Chromatographic Separation Theory
Chromatographic separation theory explains how analytes migrate and bands broaden, providing the figures of merit that quantify a separation's quality.
Definition
Chromatographic separation theory is the body of physical-chemical principles that describes analyte retention and band broadening in chromatography and quantifies separation performance through retention, selectivity, efficiency, and resolution.
Scope
This topic covers the conceptual framework common to all chromatographic methods: the retention factor and distribution constant, selectivity, the plate model of efficiency, the rate theory's account of band broadening, and the resolution equation that ties these together. It is the theoretical complement to the technique-specific topics of gas, liquid, and electrophoretic separation.
Core questions
- How are retention factor, selectivity, and plate count defined and measured?

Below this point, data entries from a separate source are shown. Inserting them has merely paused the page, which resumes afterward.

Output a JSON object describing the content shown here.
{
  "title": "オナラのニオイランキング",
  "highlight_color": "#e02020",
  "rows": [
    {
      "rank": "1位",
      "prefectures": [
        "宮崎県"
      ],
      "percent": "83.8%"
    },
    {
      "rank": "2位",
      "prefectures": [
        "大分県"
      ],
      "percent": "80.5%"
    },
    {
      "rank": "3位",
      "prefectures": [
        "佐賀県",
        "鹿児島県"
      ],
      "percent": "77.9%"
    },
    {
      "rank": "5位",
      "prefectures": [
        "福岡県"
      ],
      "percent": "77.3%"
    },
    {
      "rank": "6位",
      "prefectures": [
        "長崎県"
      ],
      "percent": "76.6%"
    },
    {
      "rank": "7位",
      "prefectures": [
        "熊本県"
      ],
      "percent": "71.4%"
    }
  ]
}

- What physical processes broaden chromatographic bands as analytes migrate?
- How does the rate theory predict an optimum mobile-phase velocity?
- How does the resolution equation combine efficiency, selectivity, and retention?
Key theories
- Plate theory
- Modeling the column as a series of equilibrium stages gives the number of theoretical plates and the plate height as measures of efficiency; sharper, more numerous plates correspond to narrower peaks, and the concept derives from Martin and Synge's partition treatment.
- Rate (van Deemter) theory
- The rate theory expresses plate height as a sum of eddy diffusion, longitudinal diffusion, and mass-transfer resistance terms that vary with flow velocity, predicting a minimum plate height at an optimal velocity and explaining how particle size and diffusion limit efficiency.
Mechanisms
An analyte's distribution constant between mobile and stationary phases sets its retention factor and thus its elution time. Selectivity is the ratio of retention factors for two analytes and reflects differences in chemistry. As bands migrate they spread through eddy diffusion in the packing, longitudinal molecular diffusion, and finite rates of mass transfer between phases; the rate theory sums these into plate height. The resolution of two peaks then follows from the interplay of efficiency, selectivity, and retention.
Clinical relevance
Separation theory guides practical method development everywhere chromatography is used—choosing column dimensions, particle size, and flow rate to achieve the resolution and speed needed for pharmaceutical, environmental, clinical, and food analyses.
History
The theoretical foundation began with Martin and Synge's 1941 partition-chromatography paper, which introduced the plate concept and earned them the Nobel Prize. Van Deemter and colleagues' 1956 rate theory connected plate height to physical transport processes, and Giddings later unified and extended the kinetic theory of band broadening.
Key figures
- Archer Martin
- Richard Synge
- Jan van Deemter
- John Calvin Giddings
Related topics
Seminal works
- martin1941
- vandeemter1956
- skoog2017
Frequently asked questions
- What is a theoretical plate?
- It is a conceptual unit of separation efficiency borrowed from distillation; a column with more theoretical plates produces narrower peaks, and plate count is calculated from a peak's retention time and width.
- Why is there an optimal flow rate in chromatography?
- The rate theory shows that band broadening from longitudinal diffusion decreases with faster flow while mass-transfer broadening increases, so plate height is lowest—and efficiency highest—at an intermediate, optimal velocity.